Eggs are a good thing for him to eat. Everything to make a bird in one bite. Though if you really wanted to make it even healthier, crush the shells into fine pieces and scramble them in with the egg for the calcium. A better way to do it would be to make some "birdie bread". There are some good recipes here or you could get mixes specially for it. That reminds me, I haven't made a batch for a while. Need to get the ingredients when I go to the store tomorrow.

I would not go to him when he screams. That just reinforces the behavior. He gets the reward of you coming and giving him attention so he may do it more. Just try to ignore it as best as possible even though it can try your patience at times. Don't give him any attention at all when you come back until he stops. I'm not a big fan of covering a bird when it screams. It feels a little too much like a punishment to me. It may work for a while but eventually he might get frustrated with it. If he throws a fuss, completely remove yourself from him and totally ignore. It is kind of like teaching him that if he screams he loses your attention. They are very smart and should figure it out. It may take a while and needs for you and family to stay consistent for it to work. Some people have really good suggestions on here for screaming and there are some books like "Guide to a Well Behaved Parrot" that are really worth a read. You would be surprised at some of the things that you think you are doing right are actually the wrong things to do.
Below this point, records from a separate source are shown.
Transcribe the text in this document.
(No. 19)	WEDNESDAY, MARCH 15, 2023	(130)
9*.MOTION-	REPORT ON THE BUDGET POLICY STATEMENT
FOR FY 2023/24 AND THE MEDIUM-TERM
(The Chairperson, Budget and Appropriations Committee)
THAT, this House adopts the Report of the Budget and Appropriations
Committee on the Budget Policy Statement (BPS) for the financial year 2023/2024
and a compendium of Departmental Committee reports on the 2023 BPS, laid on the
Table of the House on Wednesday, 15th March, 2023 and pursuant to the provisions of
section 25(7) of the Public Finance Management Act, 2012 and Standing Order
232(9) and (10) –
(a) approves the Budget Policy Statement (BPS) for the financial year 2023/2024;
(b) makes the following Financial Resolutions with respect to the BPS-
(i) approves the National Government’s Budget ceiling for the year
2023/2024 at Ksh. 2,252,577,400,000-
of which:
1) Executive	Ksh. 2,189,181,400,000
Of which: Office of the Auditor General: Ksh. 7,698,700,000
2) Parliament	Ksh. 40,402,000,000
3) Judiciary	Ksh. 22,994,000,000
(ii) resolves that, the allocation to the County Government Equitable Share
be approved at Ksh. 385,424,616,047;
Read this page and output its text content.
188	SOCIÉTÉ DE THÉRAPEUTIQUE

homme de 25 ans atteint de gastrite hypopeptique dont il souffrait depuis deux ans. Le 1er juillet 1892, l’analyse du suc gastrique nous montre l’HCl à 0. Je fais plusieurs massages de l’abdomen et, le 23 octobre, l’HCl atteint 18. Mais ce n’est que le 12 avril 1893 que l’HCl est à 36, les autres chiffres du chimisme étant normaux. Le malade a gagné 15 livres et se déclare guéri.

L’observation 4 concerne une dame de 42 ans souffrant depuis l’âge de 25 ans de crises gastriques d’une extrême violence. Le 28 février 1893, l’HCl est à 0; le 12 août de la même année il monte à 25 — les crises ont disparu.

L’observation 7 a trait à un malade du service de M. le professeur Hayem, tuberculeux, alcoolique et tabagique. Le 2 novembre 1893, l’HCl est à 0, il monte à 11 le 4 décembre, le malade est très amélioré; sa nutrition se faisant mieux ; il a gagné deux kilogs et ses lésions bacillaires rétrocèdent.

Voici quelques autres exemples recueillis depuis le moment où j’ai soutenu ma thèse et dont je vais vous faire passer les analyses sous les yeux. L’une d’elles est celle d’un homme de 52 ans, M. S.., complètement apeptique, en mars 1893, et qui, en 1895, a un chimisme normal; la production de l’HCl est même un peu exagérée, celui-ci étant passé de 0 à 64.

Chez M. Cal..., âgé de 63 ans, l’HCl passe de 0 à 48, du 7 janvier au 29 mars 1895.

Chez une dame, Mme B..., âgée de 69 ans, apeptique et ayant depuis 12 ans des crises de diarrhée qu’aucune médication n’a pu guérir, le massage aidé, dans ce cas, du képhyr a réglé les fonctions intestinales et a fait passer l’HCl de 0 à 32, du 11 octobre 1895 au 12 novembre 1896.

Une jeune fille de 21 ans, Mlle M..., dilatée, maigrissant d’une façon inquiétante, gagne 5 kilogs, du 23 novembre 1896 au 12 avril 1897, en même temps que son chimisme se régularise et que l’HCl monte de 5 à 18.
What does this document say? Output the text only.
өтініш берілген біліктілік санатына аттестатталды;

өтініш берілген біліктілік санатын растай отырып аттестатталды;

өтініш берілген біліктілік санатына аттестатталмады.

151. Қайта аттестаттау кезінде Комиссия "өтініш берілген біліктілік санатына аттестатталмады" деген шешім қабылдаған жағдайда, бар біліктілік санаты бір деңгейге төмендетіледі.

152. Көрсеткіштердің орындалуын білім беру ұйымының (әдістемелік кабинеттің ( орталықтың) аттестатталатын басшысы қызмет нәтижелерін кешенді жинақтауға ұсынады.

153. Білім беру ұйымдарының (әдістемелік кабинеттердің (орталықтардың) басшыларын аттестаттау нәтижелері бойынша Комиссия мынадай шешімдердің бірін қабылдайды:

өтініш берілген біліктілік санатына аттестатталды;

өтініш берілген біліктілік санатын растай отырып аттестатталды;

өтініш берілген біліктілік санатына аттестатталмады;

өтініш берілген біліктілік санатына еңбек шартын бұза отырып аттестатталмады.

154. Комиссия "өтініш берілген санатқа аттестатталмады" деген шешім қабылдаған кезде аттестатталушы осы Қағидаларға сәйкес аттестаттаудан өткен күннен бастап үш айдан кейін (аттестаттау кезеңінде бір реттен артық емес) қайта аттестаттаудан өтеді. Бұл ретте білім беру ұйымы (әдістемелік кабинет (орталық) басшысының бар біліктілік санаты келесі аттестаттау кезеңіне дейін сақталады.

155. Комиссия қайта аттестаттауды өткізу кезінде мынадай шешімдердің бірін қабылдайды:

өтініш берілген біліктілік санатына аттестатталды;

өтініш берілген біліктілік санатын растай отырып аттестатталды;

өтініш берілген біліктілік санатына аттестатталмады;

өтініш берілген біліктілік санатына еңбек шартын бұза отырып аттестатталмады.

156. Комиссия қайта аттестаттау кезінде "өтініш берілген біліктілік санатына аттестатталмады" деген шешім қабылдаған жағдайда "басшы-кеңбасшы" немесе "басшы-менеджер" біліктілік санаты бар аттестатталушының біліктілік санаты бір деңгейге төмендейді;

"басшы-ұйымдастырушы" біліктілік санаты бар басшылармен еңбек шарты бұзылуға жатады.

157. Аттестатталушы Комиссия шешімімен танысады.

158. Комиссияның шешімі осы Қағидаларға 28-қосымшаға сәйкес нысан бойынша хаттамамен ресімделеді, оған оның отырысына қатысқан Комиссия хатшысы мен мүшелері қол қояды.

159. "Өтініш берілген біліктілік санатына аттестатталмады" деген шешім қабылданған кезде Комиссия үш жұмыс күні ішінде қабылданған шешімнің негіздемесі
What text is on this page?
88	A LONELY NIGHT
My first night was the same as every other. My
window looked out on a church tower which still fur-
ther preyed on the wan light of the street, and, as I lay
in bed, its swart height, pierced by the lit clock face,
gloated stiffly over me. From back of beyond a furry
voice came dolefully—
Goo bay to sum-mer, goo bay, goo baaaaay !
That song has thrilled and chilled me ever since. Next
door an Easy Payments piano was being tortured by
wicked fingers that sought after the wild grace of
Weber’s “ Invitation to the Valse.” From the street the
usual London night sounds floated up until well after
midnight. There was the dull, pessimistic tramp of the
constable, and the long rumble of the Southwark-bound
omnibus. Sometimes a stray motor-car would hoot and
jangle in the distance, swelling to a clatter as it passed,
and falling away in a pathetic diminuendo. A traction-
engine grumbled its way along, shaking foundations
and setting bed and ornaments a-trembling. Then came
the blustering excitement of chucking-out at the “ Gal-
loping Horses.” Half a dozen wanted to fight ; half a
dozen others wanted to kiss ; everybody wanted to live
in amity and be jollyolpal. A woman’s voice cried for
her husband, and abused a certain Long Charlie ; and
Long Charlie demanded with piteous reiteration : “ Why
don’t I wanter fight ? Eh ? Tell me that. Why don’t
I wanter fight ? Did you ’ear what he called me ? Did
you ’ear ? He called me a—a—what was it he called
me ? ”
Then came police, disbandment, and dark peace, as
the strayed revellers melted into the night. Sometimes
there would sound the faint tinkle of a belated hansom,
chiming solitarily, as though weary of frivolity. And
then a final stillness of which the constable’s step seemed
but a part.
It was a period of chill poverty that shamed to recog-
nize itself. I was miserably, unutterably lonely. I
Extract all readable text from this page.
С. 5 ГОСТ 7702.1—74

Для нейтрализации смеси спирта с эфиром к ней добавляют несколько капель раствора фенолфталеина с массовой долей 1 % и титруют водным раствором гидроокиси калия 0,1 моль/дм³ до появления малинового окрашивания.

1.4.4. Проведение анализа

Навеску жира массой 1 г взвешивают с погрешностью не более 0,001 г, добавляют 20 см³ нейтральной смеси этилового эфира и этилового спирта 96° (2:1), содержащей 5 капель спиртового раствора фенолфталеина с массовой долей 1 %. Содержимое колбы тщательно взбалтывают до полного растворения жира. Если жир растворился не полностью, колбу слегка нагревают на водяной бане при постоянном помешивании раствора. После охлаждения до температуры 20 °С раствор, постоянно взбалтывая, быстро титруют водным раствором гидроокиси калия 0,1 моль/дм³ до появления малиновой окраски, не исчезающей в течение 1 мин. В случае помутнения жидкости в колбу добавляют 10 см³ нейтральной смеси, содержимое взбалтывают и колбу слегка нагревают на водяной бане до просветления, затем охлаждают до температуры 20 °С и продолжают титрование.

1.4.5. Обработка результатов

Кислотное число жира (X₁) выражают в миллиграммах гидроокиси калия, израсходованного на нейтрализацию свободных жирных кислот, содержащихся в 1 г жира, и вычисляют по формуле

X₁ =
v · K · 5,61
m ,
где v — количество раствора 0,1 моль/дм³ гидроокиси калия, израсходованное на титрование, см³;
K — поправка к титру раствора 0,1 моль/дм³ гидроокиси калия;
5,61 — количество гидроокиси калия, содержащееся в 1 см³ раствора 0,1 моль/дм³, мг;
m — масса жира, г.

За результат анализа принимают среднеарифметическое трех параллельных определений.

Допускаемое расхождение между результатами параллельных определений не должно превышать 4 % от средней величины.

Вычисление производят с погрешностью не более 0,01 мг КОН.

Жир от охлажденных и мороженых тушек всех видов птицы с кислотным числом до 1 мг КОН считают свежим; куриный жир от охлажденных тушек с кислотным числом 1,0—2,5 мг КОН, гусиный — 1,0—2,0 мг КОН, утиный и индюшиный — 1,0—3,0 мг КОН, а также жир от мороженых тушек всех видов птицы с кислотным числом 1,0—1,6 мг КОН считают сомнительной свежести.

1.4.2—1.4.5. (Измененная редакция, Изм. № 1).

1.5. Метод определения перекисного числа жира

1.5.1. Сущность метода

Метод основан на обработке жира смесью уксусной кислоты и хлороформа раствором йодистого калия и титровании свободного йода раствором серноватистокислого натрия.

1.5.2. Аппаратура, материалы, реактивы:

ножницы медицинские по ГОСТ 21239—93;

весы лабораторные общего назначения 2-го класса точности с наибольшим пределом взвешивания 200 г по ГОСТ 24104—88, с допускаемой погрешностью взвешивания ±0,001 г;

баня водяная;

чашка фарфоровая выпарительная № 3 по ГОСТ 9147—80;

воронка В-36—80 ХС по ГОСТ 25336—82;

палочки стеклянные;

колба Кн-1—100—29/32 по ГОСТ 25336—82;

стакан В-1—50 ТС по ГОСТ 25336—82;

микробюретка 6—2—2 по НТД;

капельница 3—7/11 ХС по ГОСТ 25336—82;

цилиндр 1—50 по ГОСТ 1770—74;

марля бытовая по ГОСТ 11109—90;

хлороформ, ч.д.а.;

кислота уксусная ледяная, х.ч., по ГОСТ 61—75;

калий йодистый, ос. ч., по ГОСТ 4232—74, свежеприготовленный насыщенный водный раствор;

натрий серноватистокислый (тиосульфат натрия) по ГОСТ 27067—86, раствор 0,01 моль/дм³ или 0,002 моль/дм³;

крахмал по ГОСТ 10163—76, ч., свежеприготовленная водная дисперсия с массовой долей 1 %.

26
By the way, you will be under constant observation from him if you haven't noticed already. He will watch and learn about you as you are learning about him. Don't be surprised if he starts anticipating events based upon your patterns. My birds know when I'm on the couch and have my laptop open that they are free to continue their evening activities. But as soon as I close the laptop lid and set it aside, it is bedtime and they all act accordingly. Sidney (Senegal) goes to the top corner of his cage and waits for me to pick him up, get a snuggle then go inside his cage. Tootsie and Rosco (blue crowns) stand on the front edge of Tootsie's cage and wait for me to pick them up. Tootsie first for her snuggle then inside. Rosco usually flies over to the playpen in "protest" at going to bed, I wait for a second and tell him to come, he flies to his cage and steps up for his goodnights and goes inside. Same routine each night.

Even when I had budgies, they all knew my patterns. Except they would all quickly go inside their cages and wait for me to close the door and they were happy. I try not to underestimate birds. I'd be living in a constant state of surprise if I did.

And I like Louie for a name. It really seems to fit a blue crown.